Each row has the name of a particular network statistic. In the formation
table, these correspond to actual network statistics in the obvious way.
In the duration and dissolution tables, these correspond to dissolution
model dyad types: in a homogeneous dissolution model, all dyads are of the
edges
type; in a heterogeneous dissolution model, a dyad with a
nonzero nodematch
or nodemix
change statistic in the
dissolution model has type equal to that statistic, and has type equal to
edges
otherwise. The statistics of interest for the duration and
dissolution tables are, respectively, the mean age of extant edges and the
edge dissolution rate, broken down by dissolution model dyad type. (The
current convention is to treat the mean age and dissolution rate for a
particular dissolution dyad type as 0 on time steps with no edges of that
type; this behavior may be changed in the future.)

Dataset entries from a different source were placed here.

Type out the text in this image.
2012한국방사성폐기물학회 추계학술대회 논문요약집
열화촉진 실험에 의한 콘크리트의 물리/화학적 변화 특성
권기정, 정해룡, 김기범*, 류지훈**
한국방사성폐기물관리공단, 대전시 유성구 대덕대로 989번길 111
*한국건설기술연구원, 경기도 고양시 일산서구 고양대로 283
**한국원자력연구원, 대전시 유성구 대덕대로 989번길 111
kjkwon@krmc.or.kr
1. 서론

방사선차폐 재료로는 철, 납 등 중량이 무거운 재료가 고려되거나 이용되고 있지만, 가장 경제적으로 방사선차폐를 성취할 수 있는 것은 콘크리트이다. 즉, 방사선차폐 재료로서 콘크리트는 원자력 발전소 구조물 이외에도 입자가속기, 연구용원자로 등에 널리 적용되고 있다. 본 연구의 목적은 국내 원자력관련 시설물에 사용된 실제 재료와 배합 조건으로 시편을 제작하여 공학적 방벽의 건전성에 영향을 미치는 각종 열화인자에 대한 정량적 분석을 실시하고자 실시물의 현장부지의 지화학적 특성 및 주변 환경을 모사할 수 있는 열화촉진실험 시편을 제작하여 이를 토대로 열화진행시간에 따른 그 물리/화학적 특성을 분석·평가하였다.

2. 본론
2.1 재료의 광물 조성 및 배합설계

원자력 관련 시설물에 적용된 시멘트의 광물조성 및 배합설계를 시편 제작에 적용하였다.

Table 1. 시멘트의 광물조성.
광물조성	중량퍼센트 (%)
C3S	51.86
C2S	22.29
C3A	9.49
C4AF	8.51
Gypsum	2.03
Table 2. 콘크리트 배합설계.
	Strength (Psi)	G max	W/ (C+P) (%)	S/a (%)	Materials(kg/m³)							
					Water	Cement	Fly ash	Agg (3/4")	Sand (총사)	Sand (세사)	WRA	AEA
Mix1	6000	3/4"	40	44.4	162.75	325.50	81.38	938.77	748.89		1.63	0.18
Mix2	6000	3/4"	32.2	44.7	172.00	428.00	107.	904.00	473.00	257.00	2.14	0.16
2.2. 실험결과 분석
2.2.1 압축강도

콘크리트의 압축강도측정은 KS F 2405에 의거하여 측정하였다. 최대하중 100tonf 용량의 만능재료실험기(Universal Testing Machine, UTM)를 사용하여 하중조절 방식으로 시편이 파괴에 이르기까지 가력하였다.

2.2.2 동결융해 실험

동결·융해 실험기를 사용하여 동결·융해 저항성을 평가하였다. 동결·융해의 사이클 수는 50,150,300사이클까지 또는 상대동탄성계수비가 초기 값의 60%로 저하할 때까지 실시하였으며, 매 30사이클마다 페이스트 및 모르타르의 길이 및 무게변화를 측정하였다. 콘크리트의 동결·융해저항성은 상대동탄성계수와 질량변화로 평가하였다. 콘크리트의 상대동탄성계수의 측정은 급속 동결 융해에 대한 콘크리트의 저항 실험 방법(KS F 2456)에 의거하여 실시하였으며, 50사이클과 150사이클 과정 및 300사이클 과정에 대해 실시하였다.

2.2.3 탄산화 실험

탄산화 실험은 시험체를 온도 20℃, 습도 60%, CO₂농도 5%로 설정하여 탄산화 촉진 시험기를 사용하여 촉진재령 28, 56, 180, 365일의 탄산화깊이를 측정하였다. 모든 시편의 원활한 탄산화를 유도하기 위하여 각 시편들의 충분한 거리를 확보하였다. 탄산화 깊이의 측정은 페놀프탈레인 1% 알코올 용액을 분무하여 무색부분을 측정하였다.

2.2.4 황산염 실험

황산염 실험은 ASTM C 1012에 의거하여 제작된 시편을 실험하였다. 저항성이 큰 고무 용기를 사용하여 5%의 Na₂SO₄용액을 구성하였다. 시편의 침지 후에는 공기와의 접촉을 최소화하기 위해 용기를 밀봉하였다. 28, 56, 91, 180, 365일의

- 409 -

The columns are named Target
, Sim Mean
, Pct Diff
,
Sim SE
, Z Score
, SD(Sim Means)
, and
SD(Statistic)
. The Sim Mean
column refers to the mean
statistic value, across all time steps in all simulations in the dynamic
case, and across all sampled networks in all simulations in the static case.
The Sim SE
column refers to the standard error in the mean, estimated
using coda::effectiveSize
. The Target
column indicates the target value (if present) for the statistic, and the
Pct Diff
column gives (Sim Mean - Target)/Target
when
Target
is present. The Z Score
column gives
(Sim Mean - Target)/(Sim SE)
. The SD(Sim Means)
column gives
the empirical standard deviation across simulations of the mean statistic
value within simulation, and SD(Statistic)
gives the empirical
standard deviation of the statistic value across all the simulated data.